Con un impiego furbesco di dati statistici corretti ha dipinto un’America dove il disordine e l’illegalità dilagano, omettendo di ricordare che il recente aumento del tasso di omicidi in alcune grandi città americane va messo nel contesto generale di una drastica diminuzione della violenza. La strage di Orlando ha avuto un ruolo speciale nel racconto, permettendo a Trump di manifestare solidarietà alla “comunità Lgbt” vittima di una “orrenda ideologia straniera”. Non ha mancato di notare che questo garrire di simboliche bandiere arcobaleno è inusuale in un consesso repubblicano.
Poco prima Peter Thiel aveva dichiarato sul palco: “Sono fiero di essere gay, sono fiero di essere repubblicano”. Tony Perkins, capo del Family Research Council e anche lui fra gli speaker di giornata, si è occupato nel suo breve intervento di spiegare perché non si dovrebbe eliminare la parola Dio dalle banconote e dal Pledge of Allegiance. Nemmeno una parola sulla famiglia. Sicurezza, protezione, dazi difensivi, chiusura delle frontiere per chi viene da paesi a rischio terrorismo, inasprimento delle pene per i criminali: è questo che Trump ha offerto al “forgotten man”, l’uomo dimenticato da un’élite sfruttatrice e sconnessa dalla realtà del popolo, dominata dagli “special interest” e dall’odiata ideologia globalista.
“L’americanismo, non il globalismo sarà il nostro credo”, ha detto, passando alla politica estera, dove ha riproposto il suo realismo post-nixoniano fatto di America First e di “trattati individuali da discutere con gli altri paesi individualmente”. Ogni trattato internazionale e organizzazione sopranazionale ha ricevuto il trattamento solito, dalla Nato al Nafta. Con la condanna fermissima dei “quindici anni di guerre in medio oriente” ha sepolto l’era conservatrice dei Bush e, più in generale, dell’America portatrice di ideali universali. I “barbari dello Stato islamico” vanno sbaragliati all’istante, ma non con le strategie fallimentari di Obama e Hillary, gli antieroi di Bengasi, delle red line in Siria, dell’Iran che corre verso la bomba nucleare.

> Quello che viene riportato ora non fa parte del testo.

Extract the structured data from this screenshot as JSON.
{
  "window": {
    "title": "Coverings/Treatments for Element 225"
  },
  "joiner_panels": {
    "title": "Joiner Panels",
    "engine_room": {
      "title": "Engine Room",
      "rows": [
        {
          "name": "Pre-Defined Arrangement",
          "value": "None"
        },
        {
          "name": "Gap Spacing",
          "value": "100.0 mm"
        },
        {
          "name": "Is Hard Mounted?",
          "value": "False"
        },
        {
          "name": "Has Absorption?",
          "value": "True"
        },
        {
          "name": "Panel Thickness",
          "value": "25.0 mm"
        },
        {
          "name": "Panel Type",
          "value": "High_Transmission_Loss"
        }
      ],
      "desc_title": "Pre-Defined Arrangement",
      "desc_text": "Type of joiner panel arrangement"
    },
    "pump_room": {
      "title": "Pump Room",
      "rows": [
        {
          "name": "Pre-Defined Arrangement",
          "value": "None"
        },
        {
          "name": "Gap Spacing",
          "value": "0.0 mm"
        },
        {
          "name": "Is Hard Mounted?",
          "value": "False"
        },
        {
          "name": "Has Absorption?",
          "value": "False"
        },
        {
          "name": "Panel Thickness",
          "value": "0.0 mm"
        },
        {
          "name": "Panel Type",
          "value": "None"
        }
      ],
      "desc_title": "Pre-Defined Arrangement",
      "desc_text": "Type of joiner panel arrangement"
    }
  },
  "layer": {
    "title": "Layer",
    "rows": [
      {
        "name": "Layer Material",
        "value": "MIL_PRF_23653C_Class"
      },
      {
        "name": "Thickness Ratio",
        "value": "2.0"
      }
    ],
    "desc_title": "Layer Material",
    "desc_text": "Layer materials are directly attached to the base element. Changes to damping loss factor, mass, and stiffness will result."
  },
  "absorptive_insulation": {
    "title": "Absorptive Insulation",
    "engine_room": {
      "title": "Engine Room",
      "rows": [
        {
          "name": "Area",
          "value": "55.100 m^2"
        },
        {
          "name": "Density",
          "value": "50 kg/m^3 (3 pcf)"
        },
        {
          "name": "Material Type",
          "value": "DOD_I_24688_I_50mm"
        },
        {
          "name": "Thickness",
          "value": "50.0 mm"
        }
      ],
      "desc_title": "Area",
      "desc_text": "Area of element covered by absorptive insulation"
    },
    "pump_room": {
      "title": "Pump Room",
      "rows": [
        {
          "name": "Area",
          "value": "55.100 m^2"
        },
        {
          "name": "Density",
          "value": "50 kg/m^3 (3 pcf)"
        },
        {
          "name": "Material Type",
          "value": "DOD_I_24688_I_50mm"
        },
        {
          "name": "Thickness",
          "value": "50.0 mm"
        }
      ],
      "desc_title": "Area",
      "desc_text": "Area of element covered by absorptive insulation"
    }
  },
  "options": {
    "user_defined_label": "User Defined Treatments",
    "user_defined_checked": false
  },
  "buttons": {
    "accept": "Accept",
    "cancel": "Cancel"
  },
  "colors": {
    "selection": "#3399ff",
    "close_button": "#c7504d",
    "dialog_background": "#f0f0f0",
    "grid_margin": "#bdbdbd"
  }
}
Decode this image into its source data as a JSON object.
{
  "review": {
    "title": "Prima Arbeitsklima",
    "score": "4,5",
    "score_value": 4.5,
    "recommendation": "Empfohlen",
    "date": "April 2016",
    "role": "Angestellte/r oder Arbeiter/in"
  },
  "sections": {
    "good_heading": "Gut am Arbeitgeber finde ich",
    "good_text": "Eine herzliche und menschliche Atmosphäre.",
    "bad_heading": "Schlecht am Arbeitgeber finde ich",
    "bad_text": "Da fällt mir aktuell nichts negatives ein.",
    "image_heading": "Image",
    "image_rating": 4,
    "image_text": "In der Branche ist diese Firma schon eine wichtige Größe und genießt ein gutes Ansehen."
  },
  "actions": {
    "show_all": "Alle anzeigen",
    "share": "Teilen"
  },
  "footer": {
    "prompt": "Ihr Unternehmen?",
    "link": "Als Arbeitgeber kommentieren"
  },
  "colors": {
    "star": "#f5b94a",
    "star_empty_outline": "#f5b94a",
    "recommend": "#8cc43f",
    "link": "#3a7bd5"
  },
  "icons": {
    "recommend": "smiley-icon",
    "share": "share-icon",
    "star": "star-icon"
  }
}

A parte gli occasionali cori “U-S-A! U-S-A!”, il pubblico ha intonato due motivi: “Build the wall” e “lock her up”, il primo un inno al muro sul confine messicano che è in cima alle promesse di Trump, il secondo la richiesta di mettere in manette Hillary per il modo in cui ha gestito le famose email. Trump s’è allargato un po’ troppo nel descrivere il caso (ha detto in sostanza che Hillary ha commesso un reato federale, l’Fbi non la pensa così, ma il sottotesto trumpiano è che il sistema è viziato all’origine). Perfino il Trump nella sua versione più nera ha smorzato il canto della folla invasata che chiede la ghigliottina per la Maria Antonietta democratica: “Battiamola a novembre”. Efficace il rovesciamento dello slogan dell’avversario. Il femminile “I’m with her” diventa nella narrazione di Trump “I’m with you”. Sono con voi, uomini e donne dimenticati e senza voce, dice Trump; sono con voi che siete sotto il tallone “un sistema che conosco meglio di chiunque altro, e per questo sono l’unico che può cambiarlo”. “Sono con voi, combatterò per voi e vincerò per voi”. Applausi, patriottica pioggia di palloncini e poi tutti a casa, sorridendo con moderazione.